Собственно, важное различие между советским и западным искусством можно провести именно по линии отношения ко второй волне феминизма, которую на западе практически невозможно было игнорировать. Если западные художники 1970–1980‐x так или иначе идентифицировали себя с про- или антифеминистским движением и имели возможность участвовать или отторгать социально-психологические преобразования общества, связанные с эмансипацией женщин, то советские художники такой возможности не имели и не рассматривали таковую даже теоретически. Сегодня в своих интервью они говорят о том, что даже такие образцы феминистского искусства, как акции Вали Экспорт или Линды Бенглис, не воспринимались ими как собственно феминистские, а рассматривались и обсуждались исключительно в парадигмах нового перформанса и боди-арта.
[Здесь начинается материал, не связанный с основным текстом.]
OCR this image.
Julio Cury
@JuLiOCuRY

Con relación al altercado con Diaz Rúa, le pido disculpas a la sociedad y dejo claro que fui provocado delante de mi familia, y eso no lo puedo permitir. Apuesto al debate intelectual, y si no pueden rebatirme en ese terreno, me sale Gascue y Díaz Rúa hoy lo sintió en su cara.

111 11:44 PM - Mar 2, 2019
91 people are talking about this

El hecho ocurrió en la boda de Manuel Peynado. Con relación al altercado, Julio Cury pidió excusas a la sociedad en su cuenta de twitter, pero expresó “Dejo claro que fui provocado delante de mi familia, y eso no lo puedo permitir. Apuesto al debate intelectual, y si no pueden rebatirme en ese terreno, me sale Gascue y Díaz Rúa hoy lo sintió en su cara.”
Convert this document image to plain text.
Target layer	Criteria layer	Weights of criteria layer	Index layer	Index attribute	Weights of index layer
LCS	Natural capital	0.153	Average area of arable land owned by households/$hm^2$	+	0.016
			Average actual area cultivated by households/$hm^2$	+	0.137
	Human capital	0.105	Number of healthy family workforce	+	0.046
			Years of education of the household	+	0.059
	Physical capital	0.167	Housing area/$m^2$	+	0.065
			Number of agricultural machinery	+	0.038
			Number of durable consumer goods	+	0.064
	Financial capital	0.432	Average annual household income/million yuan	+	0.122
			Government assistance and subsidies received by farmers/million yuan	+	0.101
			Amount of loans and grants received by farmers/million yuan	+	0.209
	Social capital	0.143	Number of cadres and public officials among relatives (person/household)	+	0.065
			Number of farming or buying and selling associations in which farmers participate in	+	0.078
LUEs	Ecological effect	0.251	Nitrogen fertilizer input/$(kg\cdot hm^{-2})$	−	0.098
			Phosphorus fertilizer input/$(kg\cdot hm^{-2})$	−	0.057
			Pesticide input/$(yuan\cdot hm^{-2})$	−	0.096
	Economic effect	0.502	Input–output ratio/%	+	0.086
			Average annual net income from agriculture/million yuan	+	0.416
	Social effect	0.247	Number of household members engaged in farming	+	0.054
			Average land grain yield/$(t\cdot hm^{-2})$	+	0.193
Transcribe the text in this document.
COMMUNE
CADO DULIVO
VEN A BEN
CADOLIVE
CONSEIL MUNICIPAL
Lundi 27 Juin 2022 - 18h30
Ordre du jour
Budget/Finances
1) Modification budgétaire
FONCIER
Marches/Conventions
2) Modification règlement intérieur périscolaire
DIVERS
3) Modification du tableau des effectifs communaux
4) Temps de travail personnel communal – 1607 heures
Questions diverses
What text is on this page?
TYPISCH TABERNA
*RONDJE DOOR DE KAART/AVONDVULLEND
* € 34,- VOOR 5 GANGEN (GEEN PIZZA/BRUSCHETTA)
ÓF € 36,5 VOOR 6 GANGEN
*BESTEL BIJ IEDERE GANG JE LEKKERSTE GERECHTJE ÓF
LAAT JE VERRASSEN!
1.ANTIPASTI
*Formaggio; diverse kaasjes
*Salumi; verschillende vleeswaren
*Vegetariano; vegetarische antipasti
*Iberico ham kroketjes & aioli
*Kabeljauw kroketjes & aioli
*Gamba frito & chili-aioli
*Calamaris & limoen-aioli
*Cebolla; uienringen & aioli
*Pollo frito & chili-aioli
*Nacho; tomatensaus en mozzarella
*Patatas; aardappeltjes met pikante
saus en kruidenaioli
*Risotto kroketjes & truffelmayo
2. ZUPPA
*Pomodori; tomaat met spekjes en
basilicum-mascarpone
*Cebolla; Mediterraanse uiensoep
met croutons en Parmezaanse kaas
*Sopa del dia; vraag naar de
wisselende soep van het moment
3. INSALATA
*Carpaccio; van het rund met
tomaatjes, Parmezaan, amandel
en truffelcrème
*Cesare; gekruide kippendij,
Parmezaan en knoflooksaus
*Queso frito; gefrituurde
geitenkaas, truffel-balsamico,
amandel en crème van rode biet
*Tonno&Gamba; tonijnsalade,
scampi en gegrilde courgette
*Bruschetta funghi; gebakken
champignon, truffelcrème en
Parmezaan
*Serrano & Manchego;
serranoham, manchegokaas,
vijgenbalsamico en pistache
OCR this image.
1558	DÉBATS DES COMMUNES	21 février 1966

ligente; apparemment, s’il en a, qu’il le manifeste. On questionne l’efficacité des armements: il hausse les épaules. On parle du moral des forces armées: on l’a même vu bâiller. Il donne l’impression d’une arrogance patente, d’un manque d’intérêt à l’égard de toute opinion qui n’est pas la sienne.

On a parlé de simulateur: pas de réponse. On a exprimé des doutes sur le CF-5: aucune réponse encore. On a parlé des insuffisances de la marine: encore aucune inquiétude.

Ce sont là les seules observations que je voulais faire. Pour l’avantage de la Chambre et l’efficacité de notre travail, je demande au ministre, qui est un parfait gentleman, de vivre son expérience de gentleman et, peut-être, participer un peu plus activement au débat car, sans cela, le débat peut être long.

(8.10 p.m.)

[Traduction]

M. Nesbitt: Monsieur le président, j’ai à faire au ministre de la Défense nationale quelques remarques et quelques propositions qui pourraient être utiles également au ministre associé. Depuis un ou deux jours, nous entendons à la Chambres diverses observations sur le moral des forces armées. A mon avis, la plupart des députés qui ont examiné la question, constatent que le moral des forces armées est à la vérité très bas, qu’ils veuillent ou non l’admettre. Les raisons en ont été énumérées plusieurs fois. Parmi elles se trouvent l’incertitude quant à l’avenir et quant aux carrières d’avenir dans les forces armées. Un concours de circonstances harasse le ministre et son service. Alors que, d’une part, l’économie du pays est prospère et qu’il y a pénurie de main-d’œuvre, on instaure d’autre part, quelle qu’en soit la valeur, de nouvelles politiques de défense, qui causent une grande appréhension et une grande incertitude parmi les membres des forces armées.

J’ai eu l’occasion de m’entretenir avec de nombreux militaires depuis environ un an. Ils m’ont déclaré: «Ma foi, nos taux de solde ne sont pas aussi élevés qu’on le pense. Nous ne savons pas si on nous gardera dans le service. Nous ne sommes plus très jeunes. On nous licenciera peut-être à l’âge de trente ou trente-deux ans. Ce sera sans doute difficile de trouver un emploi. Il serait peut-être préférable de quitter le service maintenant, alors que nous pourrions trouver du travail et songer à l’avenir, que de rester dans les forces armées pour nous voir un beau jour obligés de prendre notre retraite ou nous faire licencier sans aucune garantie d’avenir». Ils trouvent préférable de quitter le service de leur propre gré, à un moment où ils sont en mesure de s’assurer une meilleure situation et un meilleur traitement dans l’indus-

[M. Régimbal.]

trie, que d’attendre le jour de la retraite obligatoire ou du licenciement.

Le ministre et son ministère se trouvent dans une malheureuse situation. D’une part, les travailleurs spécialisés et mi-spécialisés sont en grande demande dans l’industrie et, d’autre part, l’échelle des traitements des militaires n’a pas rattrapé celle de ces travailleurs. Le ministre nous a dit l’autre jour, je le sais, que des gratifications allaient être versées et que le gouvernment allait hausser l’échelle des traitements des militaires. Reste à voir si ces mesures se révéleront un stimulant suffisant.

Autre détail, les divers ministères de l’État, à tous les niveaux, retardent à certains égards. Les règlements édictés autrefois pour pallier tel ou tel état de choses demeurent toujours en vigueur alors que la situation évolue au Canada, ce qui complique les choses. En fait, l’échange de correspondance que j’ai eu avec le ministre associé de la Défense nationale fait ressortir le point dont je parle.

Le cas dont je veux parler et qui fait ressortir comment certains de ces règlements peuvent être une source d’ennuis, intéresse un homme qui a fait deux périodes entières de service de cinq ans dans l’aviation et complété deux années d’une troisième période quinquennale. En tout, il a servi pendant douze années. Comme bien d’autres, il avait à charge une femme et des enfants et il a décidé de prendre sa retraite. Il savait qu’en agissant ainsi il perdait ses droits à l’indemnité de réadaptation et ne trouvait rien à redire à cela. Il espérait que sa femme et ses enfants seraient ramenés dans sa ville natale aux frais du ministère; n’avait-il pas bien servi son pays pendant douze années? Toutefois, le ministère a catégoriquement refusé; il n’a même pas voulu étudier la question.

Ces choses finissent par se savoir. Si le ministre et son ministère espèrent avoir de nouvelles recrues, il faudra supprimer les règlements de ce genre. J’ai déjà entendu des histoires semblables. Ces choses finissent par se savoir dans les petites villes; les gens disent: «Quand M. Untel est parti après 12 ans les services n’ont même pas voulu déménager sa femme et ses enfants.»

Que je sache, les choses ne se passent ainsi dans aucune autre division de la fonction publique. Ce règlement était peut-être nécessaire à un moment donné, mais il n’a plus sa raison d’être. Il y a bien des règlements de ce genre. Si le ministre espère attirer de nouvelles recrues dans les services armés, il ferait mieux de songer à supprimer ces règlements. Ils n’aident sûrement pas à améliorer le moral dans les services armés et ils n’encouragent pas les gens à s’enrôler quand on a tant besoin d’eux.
В искусстве концептуального круга преобладала рассудочная, дистанцированная и отчужденная рефлексивная линия, поэтому концептуальные работы мужчин-художников в редких случаях можно рассматривать как образцы выраженной личностной позиции. Часто личность художника отчуждалась от работы посредством персонажей. Поэтому анализ собственно концептуальных работ редко дает нам представления о гендерном дисплее мужчины-художника. Однако в автобиографическом нарративе и автопортретном жанре можно различить разные интерпретации гендерной линии, например, проблематизацию собственной маскулинности.

Можно сказать, что работы в автопортретном жанре более откровенно выявляли конфликтность собственной идентичности. Георгий Кизевальтер, например, в своих автопортретах расширяет поле возможностей маскулинности индивидуальной, частной, собственной. Таким образом, можно сказать, что то, что сегодня считывается в этих работах как гендерный контекст, можно рассматривать как ситуативные и случайные находки, не вкладываемые самим автором в замысел художественного произведения.

В творчестве и мемуарах Ильи Кабакова гендерный дискурс считывается с большим трудом. Однако в многочисленных текстах художника создается драматургия противопоставления мужского мира «кастальской идиллии» (художников-творцов, разума, искусства, философии) миру женскому: подземному, хтоническому, хаотическому, кухонно-бытовому. Мужчина-творец выбирает стратегию, избегающую пересечений с этой хтонью, дистанцированную стратегию описателя и систематизатора, но не соучастника, подчеркивая тем самым традиционное распределение гендерных ролей в советском социуме.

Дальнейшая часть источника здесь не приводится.